Если бы я знал о последствиях этого разбирательства, я плюнул бы на скромность и рассказал, какой у меня замечательный папка!.. Я бы не побоялся быть смешным, ведь он-то не боялся!.. Ни плакать у репродуктора, ни рассказывать остренькие анекдоты…
«— …Как живешь?
— Как в мавзолее… Тутанхамон!..»
Все присутствующие на бюро сами слыхали, но я должен был подтвердить!..
— Как пионер! — со значением говорит председательствующий, хотя вряд ли знает настоящее значение этого слова. А я понимаю и чувствую ответственность: как первый, начинающий что-либо… Правда, Суховеев уже давал показания, но я первый из детей… Из пионеров…
— И будущий комсомолец!.. — добавляет председатель.
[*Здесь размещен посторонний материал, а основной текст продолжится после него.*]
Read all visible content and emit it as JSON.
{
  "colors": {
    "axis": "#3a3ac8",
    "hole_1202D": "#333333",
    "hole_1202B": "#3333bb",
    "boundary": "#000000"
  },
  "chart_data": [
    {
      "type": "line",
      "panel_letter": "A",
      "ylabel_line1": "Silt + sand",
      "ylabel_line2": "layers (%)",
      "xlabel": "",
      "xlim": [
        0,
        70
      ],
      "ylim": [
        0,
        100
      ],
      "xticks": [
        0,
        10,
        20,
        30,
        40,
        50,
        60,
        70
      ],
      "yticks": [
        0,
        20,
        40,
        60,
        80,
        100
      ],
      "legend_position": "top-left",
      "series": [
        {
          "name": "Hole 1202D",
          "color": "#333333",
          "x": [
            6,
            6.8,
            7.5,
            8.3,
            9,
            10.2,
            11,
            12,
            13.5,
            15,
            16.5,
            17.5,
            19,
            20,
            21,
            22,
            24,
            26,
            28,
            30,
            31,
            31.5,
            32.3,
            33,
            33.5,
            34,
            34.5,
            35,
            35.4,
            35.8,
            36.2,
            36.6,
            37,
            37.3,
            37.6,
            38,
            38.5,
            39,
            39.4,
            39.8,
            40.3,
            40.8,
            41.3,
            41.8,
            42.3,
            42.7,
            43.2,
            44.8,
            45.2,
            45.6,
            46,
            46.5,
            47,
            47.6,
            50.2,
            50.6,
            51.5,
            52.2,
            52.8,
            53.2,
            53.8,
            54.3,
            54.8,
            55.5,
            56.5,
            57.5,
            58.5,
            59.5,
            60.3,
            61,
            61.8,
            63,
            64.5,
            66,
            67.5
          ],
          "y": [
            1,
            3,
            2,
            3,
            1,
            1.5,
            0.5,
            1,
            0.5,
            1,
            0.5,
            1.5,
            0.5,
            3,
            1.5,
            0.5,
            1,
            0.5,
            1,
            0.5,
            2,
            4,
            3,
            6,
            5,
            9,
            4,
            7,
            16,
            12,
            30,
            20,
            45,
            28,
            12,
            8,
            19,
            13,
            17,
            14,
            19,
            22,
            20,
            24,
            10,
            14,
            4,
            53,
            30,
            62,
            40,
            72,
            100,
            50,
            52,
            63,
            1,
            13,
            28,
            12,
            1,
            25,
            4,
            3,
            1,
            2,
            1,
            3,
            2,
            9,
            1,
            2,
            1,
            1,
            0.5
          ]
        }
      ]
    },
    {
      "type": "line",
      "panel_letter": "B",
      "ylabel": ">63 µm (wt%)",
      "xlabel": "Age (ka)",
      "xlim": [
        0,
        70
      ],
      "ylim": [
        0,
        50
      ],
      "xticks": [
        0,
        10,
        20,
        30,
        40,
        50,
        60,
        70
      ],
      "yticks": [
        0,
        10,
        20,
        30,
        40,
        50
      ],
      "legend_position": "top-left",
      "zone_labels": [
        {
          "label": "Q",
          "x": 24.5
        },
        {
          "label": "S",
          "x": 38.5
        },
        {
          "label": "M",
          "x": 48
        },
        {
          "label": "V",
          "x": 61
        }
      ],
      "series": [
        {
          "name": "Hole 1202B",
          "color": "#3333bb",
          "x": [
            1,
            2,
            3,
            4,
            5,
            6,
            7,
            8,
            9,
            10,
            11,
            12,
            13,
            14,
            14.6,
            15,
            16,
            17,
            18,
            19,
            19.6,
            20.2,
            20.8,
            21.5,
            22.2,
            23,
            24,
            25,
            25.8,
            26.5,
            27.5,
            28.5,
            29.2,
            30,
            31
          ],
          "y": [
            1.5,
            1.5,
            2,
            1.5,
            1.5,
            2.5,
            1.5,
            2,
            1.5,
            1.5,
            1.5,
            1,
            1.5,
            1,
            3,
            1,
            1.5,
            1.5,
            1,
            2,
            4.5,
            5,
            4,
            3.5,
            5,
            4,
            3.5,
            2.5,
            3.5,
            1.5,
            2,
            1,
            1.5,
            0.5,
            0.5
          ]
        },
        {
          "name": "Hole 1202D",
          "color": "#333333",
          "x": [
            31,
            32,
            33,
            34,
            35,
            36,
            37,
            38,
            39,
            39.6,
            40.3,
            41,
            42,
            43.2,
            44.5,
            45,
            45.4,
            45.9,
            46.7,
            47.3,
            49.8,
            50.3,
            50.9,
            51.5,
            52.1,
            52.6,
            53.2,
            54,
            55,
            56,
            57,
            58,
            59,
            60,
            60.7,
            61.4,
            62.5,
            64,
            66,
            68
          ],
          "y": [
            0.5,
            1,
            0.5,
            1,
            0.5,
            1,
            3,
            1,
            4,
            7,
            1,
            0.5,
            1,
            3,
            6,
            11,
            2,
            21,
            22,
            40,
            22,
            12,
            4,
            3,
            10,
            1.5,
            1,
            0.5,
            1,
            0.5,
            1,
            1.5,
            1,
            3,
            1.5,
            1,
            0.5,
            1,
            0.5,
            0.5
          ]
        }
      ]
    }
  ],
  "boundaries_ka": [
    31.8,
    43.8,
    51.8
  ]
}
При этом он широко и ласково улыбается… Как родному сыну. Хотя я не его сын. Но все мы, пионеры, испытываем на себе постоянную отцовскую заботу… Именно таким, по-отцовски добрым, обращается к нам, детям, строгий человек в полувоенном кителе. Он, такой значительный, величественный, великий, расплывается в усатой улыбке при виде ребенка. На Мавзолее, в Колонном зале. Человек, прошедший каторгу, ссылки, водивший в бой тысячи всадников, улыбается детям со всех снимков. В этом есть что-то рыцарское, вычитанное мной в романах Вальтера Скотта: лев в бою, ягненок в доме… И самые свирепые разбойники теплели, когда видели ребенка… Все это связано в моем воображении. Я не просто поклоняюсь, я рассуждаю и объясняю. Нахожу причины и следствия… Так что в поведении Василия Тимофеевича я ощущаю Его привычки… Такие близкие и понятные нам всем…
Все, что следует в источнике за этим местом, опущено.